Die Vorgeschichte: Der konservative Reformblock hatte die Justizreform als Bedingung gestellt, sich an der Koalitionsregierung mit der bürgerlichen GERB-Partei von Ministerpräsident Borissow und weiteren zwei Kleinparteien zu beteiligen. Justizminister Hristo Iwanow vom Reformblock brachte Ende Mai den entsprechenden Entwurf ins Parlament ein, der eine Umstrukturierung des Obersten Justizrates vorsieht. Die Wirtschaftspartei DPS, drittstärkste Parlamentskraft, lehnt die Regierungsvorschläge allerdings vehement ab. Die Kritiker der DPS mahnen, die Wirtschaftspartei versuche dadurch, ihren jahrelang und systematisch aufgebauten Einfluss im Obersten Justizrat zu retten.

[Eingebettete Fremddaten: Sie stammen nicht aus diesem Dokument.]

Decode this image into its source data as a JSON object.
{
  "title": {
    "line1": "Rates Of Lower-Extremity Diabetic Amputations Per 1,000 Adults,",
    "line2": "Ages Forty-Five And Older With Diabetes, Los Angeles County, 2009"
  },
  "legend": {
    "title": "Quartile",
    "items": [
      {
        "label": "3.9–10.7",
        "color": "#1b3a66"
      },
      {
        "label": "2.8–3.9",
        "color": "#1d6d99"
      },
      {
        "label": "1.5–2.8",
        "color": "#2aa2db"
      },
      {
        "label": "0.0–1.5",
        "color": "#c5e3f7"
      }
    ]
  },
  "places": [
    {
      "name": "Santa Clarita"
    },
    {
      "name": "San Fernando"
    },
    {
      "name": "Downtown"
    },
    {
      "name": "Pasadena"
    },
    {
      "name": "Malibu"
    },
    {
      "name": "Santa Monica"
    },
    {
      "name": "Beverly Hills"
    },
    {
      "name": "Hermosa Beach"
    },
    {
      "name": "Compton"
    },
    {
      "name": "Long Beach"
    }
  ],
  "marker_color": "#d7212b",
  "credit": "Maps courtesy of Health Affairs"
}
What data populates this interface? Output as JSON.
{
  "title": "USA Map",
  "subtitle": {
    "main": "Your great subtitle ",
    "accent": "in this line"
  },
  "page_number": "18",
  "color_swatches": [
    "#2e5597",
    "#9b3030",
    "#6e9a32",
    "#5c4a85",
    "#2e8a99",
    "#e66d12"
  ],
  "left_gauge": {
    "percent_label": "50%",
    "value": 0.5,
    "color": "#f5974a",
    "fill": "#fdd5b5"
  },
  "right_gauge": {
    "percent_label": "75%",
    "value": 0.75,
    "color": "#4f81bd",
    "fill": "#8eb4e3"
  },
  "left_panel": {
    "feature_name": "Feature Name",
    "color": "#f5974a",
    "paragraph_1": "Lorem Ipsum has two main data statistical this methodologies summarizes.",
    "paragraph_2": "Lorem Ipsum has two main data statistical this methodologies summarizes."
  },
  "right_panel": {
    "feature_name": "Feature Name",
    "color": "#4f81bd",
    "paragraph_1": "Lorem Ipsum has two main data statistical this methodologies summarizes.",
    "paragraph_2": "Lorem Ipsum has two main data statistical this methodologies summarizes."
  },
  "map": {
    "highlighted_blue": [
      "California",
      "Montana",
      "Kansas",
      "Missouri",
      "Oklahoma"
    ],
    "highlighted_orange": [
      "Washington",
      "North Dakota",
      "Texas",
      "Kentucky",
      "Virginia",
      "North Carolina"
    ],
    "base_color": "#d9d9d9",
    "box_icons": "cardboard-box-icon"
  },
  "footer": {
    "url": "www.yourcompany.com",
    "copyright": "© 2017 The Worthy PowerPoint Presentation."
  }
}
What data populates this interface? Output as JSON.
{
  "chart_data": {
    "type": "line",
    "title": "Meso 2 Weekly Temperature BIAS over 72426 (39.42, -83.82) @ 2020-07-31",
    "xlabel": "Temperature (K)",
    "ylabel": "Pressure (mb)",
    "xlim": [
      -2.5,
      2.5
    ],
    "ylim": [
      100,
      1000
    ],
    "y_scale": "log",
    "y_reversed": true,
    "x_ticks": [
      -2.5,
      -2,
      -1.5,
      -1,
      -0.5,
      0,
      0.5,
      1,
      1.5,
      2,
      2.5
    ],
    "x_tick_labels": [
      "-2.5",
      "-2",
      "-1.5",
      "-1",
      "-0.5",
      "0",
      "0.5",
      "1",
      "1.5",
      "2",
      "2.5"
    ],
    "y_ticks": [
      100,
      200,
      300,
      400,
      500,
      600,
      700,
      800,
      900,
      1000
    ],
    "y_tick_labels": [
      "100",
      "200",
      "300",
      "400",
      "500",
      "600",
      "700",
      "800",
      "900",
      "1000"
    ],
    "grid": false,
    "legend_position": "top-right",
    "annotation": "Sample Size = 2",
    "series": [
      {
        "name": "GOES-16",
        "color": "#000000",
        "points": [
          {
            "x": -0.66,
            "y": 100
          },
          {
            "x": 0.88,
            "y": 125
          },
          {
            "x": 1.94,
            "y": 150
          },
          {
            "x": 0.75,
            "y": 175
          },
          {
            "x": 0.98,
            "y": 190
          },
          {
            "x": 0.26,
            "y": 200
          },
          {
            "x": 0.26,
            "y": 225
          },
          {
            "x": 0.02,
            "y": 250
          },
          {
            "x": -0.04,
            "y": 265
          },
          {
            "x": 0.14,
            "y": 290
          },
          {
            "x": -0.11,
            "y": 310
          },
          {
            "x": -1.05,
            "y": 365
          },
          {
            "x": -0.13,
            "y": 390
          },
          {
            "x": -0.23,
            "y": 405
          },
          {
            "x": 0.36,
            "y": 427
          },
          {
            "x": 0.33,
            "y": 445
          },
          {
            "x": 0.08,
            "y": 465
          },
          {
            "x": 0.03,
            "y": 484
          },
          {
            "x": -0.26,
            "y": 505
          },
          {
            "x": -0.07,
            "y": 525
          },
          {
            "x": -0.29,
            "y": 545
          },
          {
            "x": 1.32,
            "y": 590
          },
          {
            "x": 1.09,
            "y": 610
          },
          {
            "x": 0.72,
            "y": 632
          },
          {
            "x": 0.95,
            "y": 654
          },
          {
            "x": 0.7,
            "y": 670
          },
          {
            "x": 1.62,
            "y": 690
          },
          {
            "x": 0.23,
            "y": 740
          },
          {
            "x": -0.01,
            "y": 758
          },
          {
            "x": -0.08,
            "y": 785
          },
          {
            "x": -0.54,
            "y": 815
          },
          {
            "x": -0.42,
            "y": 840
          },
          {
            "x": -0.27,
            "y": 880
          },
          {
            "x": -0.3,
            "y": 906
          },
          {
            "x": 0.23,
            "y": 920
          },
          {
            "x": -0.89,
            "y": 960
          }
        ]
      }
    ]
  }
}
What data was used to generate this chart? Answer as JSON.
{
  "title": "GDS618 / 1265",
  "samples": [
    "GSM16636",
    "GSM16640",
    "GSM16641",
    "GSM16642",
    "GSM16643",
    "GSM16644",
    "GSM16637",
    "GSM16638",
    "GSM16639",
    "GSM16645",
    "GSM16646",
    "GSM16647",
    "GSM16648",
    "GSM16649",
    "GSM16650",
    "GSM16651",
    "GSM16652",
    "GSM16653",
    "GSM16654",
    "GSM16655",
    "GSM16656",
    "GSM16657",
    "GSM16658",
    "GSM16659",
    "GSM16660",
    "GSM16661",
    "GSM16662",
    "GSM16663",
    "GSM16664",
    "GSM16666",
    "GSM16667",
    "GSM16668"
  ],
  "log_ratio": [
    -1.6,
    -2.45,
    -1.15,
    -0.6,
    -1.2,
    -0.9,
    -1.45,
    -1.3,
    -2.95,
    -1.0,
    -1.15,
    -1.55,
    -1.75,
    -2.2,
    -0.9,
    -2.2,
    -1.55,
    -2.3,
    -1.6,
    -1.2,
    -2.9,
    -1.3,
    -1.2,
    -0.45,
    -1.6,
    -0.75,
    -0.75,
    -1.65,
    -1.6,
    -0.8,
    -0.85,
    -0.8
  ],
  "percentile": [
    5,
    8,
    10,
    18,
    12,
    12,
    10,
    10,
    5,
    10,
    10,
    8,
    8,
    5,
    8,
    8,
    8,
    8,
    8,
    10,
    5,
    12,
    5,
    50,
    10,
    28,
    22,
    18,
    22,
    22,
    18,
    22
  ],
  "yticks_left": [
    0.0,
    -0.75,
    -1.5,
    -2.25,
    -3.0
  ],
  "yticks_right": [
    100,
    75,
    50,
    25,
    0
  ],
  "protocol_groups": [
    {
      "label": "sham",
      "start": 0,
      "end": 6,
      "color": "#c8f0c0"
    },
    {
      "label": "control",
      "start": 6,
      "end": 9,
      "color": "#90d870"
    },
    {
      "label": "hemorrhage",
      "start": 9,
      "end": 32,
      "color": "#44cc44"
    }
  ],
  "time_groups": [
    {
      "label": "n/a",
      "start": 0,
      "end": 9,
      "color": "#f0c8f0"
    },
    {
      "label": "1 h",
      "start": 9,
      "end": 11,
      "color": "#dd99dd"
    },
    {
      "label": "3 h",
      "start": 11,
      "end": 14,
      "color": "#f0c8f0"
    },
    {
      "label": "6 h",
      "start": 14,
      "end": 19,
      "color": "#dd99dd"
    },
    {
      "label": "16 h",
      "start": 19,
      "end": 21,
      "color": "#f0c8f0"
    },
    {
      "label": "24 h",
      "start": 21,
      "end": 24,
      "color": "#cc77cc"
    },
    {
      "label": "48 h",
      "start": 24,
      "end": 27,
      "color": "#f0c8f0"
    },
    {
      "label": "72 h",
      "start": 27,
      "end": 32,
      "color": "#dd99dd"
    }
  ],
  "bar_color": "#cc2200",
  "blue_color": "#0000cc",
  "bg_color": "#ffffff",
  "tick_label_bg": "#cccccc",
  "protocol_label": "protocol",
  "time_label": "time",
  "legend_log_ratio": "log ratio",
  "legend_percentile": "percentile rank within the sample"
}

Am Donnerstag, wenige Stunden vor der entscheidenden Abstimmung im Parlament, kam es dann zur überraschenden Wende – mindestens 160 Abgeordnete aus sechs der acht Fraktionen einigten sich auf einen Kompromiss. Damit ist die geforderte Zweidrittelmehrheit für Verfassungsänderungen gesichert.

Demnach soll der Oberste Justizrat, das Selbstverwaltungsorgan der Justiz mit dem verfassungsmäßigen Auftrag, ihre Unabhängigkeit zu garantieren, wie eingangs vorgeschlagen geteilt werden. Künftig soll er aus zwei selbstständigen Kammern der Richter und der Staatsanwälte bestehen. Dadurch soll erreicht werden, dass die separaten Kammern für die Beförderung und Ahndung von Disziplinarverstößen von Richtern, bzw. von Staatsanwälten eigenständig entscheiden und somit die Möglichkeiten für Einflussnahme reduziert werden. Eine weitere, wichtige Forderung des Justizministers und seines Reformblocks musste allerdings zum Opfer fallen. Die Beschlüsse des Obersten Justizrates werden auch künftig in geheimer Abstimmung gefällt, was als Tarnung für Bestechungen seitens einzelner Richter und Staatsanwälte oder von diesen eingesetzter Mittelsmänner gilt. Dafür aber sollen die Vollmachten des Kontrollgremiums des Obersten Justizrats ausgeweitet werden, so dass etwa die Prüfung der Mitglieder auf Interessenkonflikt möglich wird.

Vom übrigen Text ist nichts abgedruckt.